Reputation: 513
I am trying to make a plot where each level of a factor gets its own series. While I am a long time user of R I am not up with some of the latest improvements. For example I have not yet learned ggplot which figures in some related questions but I cannot yet translate what I want to do into ggplot. Here is a simple example:
#library(tidyverse) # uncomment if not loaded
in_data <- read_csv("http://www.nfgarland.ca/National_Custom_Data.csv")
in_data <- in_data %>%
mutate(Tot = in_data$`NUM INFLUENZA DEATHS`+in_data$`NUM PNEUMONIA DEATHS`) %>%
arrange(SEASON) %>%
mutate(SEASON = factor(SEASON,ordered=TRUE))
filter(in_data,SEASON == "2015-16")$Tot %>% plot((1:length(.)),
.,
type = "l",
col = "red",
xlab ="Flu Season Week",
ylab = "Deaths",
ylim = c(2000,7500))
filter(in_data,SEASON == "2016-17")$Tot %>% lines((1:length(.)),., col="orange")
filter(in_data,SEASON == "2017-18")$Tot %>% lines((1:length(.)),. ,col="blue")
filter(in_data,SEASON == "2018-19")$Tot %>% lines((1:length(.)),. ,col="green")
filter(in_data,SEASON == "2019-20")$Tot %>% lines((1:length(.)),., ,col="black")
` As you can see I have learned a number of tidyverse concepts and this code works fine.
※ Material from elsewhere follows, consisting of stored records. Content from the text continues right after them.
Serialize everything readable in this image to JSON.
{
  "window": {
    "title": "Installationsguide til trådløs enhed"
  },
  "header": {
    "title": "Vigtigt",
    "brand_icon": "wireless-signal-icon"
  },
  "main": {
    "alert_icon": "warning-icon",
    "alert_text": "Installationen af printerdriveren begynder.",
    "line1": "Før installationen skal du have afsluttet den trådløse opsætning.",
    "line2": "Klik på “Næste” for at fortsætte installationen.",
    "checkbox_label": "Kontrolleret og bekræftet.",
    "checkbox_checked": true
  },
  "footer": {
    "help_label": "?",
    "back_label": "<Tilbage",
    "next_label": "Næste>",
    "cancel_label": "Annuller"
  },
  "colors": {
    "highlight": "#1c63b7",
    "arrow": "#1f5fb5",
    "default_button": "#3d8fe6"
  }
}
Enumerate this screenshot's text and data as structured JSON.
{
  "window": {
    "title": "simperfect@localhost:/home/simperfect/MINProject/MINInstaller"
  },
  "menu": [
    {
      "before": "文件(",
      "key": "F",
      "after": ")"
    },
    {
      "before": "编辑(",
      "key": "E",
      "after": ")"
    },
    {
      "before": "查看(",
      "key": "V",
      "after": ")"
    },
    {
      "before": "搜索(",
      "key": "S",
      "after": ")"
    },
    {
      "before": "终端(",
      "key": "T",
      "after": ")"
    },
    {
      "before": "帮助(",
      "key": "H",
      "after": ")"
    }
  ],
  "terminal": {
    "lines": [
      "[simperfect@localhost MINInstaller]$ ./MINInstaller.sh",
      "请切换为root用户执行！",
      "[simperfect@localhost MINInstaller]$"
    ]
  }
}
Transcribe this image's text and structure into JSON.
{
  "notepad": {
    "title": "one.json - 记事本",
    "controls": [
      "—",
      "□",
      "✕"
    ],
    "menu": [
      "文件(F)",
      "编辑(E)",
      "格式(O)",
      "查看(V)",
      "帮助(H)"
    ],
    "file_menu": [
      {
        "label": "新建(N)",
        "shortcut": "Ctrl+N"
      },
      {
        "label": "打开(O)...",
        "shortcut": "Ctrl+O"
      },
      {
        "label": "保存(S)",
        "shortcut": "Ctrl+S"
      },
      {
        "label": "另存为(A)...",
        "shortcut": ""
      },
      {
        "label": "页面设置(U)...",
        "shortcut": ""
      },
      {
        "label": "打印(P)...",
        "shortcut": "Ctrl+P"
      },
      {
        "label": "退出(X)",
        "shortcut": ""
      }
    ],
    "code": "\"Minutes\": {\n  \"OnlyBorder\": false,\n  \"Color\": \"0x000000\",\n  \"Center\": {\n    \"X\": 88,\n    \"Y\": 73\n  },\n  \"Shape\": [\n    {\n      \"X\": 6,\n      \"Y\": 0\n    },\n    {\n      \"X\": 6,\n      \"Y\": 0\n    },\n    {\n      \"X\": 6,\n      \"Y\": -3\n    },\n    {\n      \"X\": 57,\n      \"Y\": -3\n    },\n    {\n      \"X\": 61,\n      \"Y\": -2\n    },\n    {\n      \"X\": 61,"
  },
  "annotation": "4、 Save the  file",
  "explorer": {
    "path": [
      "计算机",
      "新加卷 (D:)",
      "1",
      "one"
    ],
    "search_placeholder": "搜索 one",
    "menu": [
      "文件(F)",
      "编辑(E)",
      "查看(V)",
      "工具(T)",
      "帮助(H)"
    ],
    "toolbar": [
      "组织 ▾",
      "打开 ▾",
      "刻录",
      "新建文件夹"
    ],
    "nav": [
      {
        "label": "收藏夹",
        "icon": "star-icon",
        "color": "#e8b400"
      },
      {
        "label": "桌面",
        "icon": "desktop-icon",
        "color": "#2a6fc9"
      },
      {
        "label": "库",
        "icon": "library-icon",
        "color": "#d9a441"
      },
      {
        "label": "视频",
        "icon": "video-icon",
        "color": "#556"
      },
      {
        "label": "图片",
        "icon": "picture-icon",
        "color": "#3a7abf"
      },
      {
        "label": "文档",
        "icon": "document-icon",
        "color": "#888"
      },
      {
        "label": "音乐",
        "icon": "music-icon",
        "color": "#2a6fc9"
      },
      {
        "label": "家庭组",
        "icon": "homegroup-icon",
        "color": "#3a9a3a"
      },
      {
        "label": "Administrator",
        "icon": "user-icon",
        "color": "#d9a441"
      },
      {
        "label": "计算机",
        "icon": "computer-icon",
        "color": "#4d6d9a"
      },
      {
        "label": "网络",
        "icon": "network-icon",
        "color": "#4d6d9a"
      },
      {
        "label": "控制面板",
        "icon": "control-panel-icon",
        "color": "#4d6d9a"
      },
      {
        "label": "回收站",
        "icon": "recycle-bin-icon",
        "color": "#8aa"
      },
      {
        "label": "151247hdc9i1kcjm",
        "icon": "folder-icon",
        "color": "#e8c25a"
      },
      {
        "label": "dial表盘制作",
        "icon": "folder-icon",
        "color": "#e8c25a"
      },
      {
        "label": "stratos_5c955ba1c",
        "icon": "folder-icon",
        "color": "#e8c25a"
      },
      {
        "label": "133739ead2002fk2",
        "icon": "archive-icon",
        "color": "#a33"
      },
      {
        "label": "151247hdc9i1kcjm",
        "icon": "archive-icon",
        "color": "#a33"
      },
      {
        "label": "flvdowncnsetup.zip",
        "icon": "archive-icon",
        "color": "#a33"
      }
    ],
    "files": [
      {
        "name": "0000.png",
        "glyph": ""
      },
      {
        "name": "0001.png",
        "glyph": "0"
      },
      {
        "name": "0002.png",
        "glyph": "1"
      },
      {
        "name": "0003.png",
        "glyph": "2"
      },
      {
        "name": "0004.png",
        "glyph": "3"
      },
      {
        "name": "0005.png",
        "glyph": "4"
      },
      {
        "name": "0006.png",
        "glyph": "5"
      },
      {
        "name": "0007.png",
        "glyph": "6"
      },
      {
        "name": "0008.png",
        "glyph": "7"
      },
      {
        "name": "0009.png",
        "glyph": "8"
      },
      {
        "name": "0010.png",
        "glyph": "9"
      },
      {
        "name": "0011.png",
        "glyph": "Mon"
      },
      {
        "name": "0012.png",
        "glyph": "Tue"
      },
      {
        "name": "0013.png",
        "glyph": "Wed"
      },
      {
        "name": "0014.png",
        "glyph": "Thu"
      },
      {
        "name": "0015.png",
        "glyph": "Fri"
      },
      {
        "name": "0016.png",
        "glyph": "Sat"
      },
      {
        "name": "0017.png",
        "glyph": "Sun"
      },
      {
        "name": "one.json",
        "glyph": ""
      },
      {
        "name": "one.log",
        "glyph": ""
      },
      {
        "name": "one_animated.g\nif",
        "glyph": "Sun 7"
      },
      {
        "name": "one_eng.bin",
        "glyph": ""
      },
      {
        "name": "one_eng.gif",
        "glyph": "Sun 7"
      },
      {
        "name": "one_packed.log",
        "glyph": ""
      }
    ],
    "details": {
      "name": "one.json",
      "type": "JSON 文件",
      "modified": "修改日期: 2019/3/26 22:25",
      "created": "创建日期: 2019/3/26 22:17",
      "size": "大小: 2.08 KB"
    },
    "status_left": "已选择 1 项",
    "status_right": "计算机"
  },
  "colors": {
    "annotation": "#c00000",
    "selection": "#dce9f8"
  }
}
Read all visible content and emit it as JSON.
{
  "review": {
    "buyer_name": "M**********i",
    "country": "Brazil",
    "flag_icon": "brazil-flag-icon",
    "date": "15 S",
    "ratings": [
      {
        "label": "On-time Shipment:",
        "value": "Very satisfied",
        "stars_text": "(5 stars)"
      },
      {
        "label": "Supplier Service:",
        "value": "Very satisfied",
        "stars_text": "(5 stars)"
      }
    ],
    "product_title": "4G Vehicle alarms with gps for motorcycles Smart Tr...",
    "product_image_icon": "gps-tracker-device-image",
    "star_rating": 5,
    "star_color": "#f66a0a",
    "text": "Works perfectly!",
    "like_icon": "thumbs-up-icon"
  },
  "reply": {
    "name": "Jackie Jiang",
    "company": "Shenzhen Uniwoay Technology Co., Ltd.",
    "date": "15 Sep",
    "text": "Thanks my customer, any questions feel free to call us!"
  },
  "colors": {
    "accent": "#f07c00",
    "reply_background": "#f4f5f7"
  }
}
But I assume there really ought to be a way to do this automagically in the tidyverse without defining each and every lines() separately, I would think, and I cannot identify it. I do know how to handle palettes, so the color changes are no problem. Note also that while there are 52 weeks of data for previous seasons, in this file there are only 24 weeks gone in the present flu season year.
Upvotes: 2
Views: 262
Reputation: 46908
You need to use a for loop, and of course, unlike ggplot2, you got to specify legends as well. Below is a suggestion in base R (good old days) you can do:
library(readr)
library(dplyr)
COLS = c("red","goldenrod","blue","orange","green")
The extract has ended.